What a lot of people don’t realize is that the executives at CBS, which initially aired the special, pressured it writer, Peanuts creator Charles Schulz, to omit the scene. It was deemed “too religious.” These days some folks look back to post-war America as a golden age for mainstream Christianity; sorry if this bursts anybody’s bubble, but while church membership and attendance were indeed at all time highs during the fifties and sixties, this doesn’t mean that the culture had been succesfully Christianized or catechized or transformed into the Kingdom of God, and being too outwardly religious might have been even more outré in some spheres than it is today. So the execs wanted him to take the bible out of it. Schulz basically said “it’s in or it’s not happening,” and good on him! It’s not only the climax of the special, it is, as Linus said, what Christmas is all about.

I’ve been a priest for over twelve years now. Early on it my vocation I would fret about what to preach on Christmas Eve and Easter Day. What can I possibly say that will be new and interesting? How can I say something that will intrigue the visitor or the semi-annual communicant so that they leave inspired or impressed or whatever. I think I’ve finally come to the point where I realize that this is precisely the wrong way to think about it (and not a little self-important to boot). There’s nothing I could say which could possibly make this story any more compelling, because it is already the most compelling story ever told.

Here is the Creator of the universe, who has come to us as a little baby. Here is the one whom we spurned, to whom we must be reconciled if there is any hope for us, and instead of permitting himself his rightful vengeance, he has come to save us all as one of us. Here is he who governs all of history through his Almighty Providence, and he has come to be subjected to all the changes and chances of a world which seems so often not to make much sense.

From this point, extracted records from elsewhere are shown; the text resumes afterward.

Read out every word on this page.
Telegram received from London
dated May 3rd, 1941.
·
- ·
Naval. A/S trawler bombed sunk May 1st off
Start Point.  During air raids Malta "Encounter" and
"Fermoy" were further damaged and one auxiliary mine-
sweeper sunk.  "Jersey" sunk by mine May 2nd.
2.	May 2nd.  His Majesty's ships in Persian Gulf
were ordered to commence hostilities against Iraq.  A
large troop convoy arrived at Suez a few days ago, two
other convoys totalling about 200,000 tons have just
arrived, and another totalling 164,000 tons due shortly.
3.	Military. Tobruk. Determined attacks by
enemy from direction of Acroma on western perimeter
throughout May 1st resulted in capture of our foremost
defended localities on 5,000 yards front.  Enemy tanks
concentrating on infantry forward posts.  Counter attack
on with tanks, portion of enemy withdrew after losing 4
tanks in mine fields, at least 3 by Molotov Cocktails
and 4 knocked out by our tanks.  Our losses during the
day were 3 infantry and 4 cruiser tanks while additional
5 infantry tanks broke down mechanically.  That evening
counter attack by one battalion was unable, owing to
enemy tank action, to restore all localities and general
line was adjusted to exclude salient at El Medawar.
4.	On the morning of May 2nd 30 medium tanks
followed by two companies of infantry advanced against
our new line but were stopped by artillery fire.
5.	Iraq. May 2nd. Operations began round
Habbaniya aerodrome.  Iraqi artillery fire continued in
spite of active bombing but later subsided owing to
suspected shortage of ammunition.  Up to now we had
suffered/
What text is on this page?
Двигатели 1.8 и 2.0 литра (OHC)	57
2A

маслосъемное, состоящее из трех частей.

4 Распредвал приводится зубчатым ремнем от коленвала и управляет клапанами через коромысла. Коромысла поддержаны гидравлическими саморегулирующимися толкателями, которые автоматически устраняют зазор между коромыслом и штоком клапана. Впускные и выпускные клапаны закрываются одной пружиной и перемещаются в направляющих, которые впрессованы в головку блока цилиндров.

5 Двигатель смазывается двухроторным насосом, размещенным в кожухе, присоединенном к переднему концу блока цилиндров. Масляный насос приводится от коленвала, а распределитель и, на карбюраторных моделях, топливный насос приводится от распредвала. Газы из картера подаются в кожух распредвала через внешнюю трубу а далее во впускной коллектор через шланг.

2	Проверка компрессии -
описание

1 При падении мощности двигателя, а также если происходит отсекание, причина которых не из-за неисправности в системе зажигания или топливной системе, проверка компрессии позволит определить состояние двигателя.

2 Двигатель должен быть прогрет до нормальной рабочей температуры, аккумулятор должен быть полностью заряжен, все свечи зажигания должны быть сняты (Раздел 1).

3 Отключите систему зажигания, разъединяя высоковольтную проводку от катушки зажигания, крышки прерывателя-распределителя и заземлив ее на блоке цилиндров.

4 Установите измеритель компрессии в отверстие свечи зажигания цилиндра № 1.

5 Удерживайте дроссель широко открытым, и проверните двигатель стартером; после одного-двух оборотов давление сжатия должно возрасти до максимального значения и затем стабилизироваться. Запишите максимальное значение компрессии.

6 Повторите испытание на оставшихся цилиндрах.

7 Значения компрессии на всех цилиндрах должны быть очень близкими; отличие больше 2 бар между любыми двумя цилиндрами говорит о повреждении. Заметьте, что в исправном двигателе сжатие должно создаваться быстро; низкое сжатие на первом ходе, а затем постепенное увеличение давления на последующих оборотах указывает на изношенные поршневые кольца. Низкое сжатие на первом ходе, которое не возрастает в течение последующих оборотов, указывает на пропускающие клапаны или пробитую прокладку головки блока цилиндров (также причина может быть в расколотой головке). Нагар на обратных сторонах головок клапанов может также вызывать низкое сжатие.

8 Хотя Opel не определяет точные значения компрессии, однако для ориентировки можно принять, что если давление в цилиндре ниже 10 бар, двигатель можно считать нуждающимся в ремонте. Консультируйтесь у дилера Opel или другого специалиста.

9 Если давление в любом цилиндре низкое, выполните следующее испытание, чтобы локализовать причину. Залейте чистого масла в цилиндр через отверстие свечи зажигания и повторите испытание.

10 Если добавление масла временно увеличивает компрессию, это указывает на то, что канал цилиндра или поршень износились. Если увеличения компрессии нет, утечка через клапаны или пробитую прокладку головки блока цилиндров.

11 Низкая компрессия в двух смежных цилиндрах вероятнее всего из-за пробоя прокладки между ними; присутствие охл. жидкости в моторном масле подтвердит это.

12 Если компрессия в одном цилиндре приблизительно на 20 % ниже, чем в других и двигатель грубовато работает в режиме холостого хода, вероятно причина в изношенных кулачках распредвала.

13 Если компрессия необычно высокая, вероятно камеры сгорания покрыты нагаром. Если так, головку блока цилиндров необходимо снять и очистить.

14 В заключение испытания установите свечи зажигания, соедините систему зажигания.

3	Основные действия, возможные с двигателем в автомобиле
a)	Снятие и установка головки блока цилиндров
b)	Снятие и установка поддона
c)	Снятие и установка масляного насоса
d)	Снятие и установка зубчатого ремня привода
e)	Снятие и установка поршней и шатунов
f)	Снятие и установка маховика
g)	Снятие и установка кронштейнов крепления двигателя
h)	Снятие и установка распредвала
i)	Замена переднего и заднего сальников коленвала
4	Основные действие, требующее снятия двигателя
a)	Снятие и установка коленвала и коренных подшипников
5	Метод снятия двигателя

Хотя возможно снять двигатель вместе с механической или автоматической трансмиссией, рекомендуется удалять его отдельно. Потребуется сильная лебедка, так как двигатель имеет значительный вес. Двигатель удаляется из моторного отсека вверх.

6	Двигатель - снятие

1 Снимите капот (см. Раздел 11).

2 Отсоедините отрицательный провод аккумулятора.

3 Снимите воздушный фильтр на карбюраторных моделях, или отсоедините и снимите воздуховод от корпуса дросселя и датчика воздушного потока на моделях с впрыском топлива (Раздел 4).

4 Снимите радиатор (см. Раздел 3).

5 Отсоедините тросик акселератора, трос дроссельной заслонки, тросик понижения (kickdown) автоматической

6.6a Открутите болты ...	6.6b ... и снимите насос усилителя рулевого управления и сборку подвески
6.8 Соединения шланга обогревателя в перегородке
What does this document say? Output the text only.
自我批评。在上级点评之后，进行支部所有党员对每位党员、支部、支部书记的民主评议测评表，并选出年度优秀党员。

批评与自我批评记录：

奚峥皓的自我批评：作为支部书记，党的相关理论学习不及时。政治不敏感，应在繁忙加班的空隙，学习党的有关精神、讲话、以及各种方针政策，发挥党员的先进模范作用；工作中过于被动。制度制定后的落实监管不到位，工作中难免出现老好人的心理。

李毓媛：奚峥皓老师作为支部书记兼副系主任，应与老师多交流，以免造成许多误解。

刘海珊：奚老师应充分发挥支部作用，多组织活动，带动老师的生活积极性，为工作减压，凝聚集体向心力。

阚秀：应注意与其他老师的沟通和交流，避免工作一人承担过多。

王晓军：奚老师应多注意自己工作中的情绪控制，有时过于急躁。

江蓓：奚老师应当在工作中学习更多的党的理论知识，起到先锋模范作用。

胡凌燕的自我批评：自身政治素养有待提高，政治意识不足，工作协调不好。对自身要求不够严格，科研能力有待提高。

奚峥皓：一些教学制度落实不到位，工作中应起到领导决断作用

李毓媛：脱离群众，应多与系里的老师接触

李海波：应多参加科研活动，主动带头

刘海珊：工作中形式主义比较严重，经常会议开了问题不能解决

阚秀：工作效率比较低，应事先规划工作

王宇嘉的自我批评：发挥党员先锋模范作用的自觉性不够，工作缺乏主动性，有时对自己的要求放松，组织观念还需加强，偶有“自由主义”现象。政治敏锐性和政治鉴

The story speaks for itself, and the preacher might be better served taking the Linus approach. That’s what Christmas is all about. Right there. “The Word was made flesh and dwelt among us, and we beheld his glory, the glory as of the only begotten of the Father, full of Grace and truth.”

I wish you all a happy Christmas. I hope your celebrations are are as fulsome and joyous as they can possibly be during this peculiar pandemic-time. Most of all, I pray that you and I might once again invite the Christ Child into our hearts: to be born there just as he was born in Bethlehem, to take up residence in our sin-sick souls just as he took up residence in our broken world, to bring us at last to his heavenly home where we might dwell with him eternally.

+In the name of the Father and of the Son and of the Holy Spirit. Amen.